While in Paris, Boulle used his war experiences in writing Le Pont de la rivière Kwaï (1952; The Bridge over the River Kwai), which became a multi-million-copy worldwide bestseller, winning the French "Prix Sainte-Beuve". The book was a semi-fictional story based on the real plight of Allied POWs forced to build a 415-km (258-mile) railway that passed over the bridge, and which became known as the "Death Railway". 16,000 prisoners and 100,000 Asian conscripts died during construction of the line. His character of Lt-Col. Nicholson was not based on the real Allied senior officer at the Kwai bridges, Philip Toosey, but was reportedly an amalgam of his memories of collaborating French officers. David Lean made The Bridge over the River Kwai into a motion picture that won several 1957 Oscars, including the Best Picture, and Best Actor for Alec Guinness. Boulle himself won the award for Best Adapted Screenplay despite not having written the screenplay and, by his own admission, not even speaking English. (He gave what is said to be the shortest acceptance speech in Academy Award history, the single word "Merci".) Boulle had been credited with the screenplay because the film's actual writers, Carl Foreman and Michael Wilson, had been blacklisted as communist sympathizers. Pierre Boulle was neither a Socialist nor a Communist. The Motion Picture Academy added Foreman's and Wilson's names to the award in 1984.

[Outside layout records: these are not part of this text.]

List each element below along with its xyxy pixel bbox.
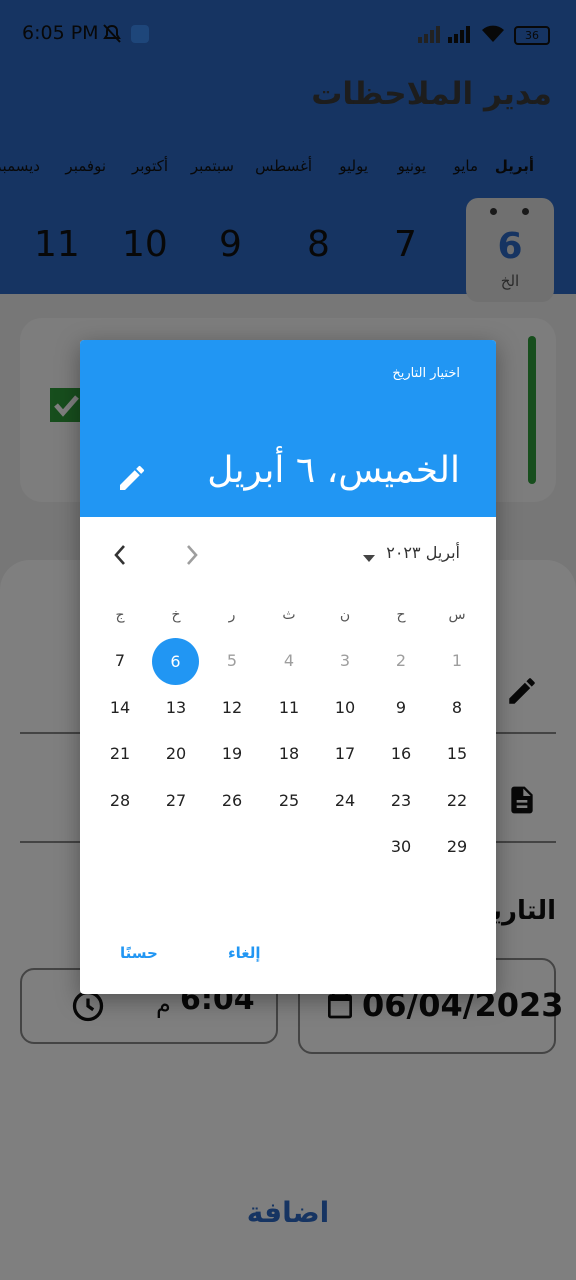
previous-month-icon[interactable] <box>112 544 128 570</box>
calendar-day[interactable]: 9 <box>381 688 421 728</box>
date-picker-header: اختيار التاريخ الخميس، ٦ أبريل <box>80 340 496 517</box>
calendar-day: 1 <box>451 651 463 670</box>
calendar-day: 5 <box>226 651 238 670</box>
ok-button[interactable]: حسنًا <box>120 944 158 962</box>
pencil-icon[interactable] <box>116 462 148 498</box>
calendar-day[interactable]: 18 <box>269 734 309 774</box>
month-year-selector[interactable]: أبريل ٢٠٢٣ <box>386 543 460 562</box>
weekday-label: ن <box>339 607 351 623</box>
calendar-day-selected[interactable]: 6 <box>152 638 199 685</box>
calendar-day[interactable]: 13 <box>156 688 196 728</box>
calendar-day[interactable]: 24 <box>325 781 365 821</box>
calendar-day[interactable]: 14 <box>100 688 140 728</box>
weekday-label: خ <box>171 607 181 623</box>
calendar-day[interactable]: 22 <box>437 781 477 821</box>
calendar-day: 3 <box>339 651 351 670</box>
calendar-day[interactable]: 15 <box>437 734 477 774</box>
next-month-icon[interactable] <box>184 544 200 570</box>
calendar-day[interactable]: 12 <box>212 688 252 728</box>
date-picker-selected-date: الخميس، ٦ أبريل <box>207 450 460 491</box>
calendar-day[interactable]: 25 <box>269 781 309 821</box>
calendar-day[interactable]: 20 <box>156 734 196 774</box>
calendar-day[interactable]: 26 <box>212 781 252 821</box>
calendar-day[interactable]: 16 <box>381 734 421 774</box>
calendar-day[interactable]: 19 <box>212 734 252 774</box>
weekday-label: ر <box>228 607 236 623</box>
weekday-label: س <box>448 607 466 623</box>
calendar-day[interactable]: 10 <box>325 688 365 728</box>
calendar-day[interactable]: 21 <box>100 734 140 774</box>
calendar-day: 2 <box>395 651 407 670</box>
calendar-day[interactable]: 28 <box>100 781 140 821</box>
date-picker-dialog: اختيار التاريخ الخميس، ٦ أبريل أبريل ٢٠٢… <box>80 340 496 994</box>
calendar-day[interactable]: 11 <box>269 688 309 728</box>
weekday-label: ح <box>396 607 406 623</box>
calendar-day[interactable]: 8 <box>437 688 477 728</box>
calendar-day[interactable]: 29 <box>437 827 477 867</box>
weekday-label: ث <box>282 607 296 623</box>
calendar-day[interactable]: 30 <box>381 827 421 867</box>
calendar-day[interactable]: 27 <box>156 781 196 821</box>
date-picker-help-text: اختيار التاريخ <box>392 366 460 381</box>
calendar-day: 4 <box>283 651 295 670</box>
dropdown-arrow-icon[interactable] <box>362 549 376 568</box>
calendar-day[interactable]: 17 <box>325 734 365 774</box>
cancel-button[interactable]: إلغاء <box>228 944 261 962</box>
calendar-day[interactable]: 23 <box>381 781 421 821</box>
calendar-day[interactable]: 7 <box>100 641 140 681</box>
weekday-label: ج <box>115 607 125 623</box>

In 1963, following several other reasonably successful novels, Pierre Boulle published his other famous novel, Planet of the Apes. The novel was highly praised and given such reviews as this example from England's Guardian newspaper; "Classic science fiction...full of suspense and satirical intelligence." In the year 2500 a group of astronauts, including journalist Ulysse Merou, voyage to a planet in the star system of Betelgeuse. They land to discover a bizarre world where intelligent apes are the Master Race and humans are reduced to savages: caged in zoos, used in laboratory experiments and hunted for sport. The story of Ulysse's capture, his struggle to survive, and the shattering climax as he uncovers the horrific truth about the 'planet of the apes' is gripping and fantastic. Yet the novel is also a wry parable on science, evolution and the relationship between man and animal." In 1968 this story was made into an Oscar-winning film, starring Charlton Heston, which inspired four sequels, one television series, an animated series and a 2001 remake of the original title by Tim Burton. The film series have become cult classics with movie goers throughout the world. Pierre Boulle believed his novel could not be made into a film, yet he was taken completely by surprise by the success and impact of the film throughout the world. He wrote a sequel script for the film titled Planet of the Men. The producers of the original film turned his script down and named the second film, Beneath the Planet of the Apes. This sequel, which was released in 1970, was also very successful. This film was followed by Escape from the Planet of the Apes in 1971. Then came Conquest of the Planet of the Apes in 1972. The last of the sequels was Battle for the Planet of the Apes in 1973. In September 1973 the original Planet of the Apes film was first aired on network television. The marketing of toys and other products relating to the film series skyrocketed at this time creating an 'Apemania' craze. In June 1974, Marvel comics also released a magazine based on the novel and film called Planet of the Apes. By September 1974 Planet of the Apes had become a television series. In 1975 an animated Return to the Planet of the Apes series was shown on television.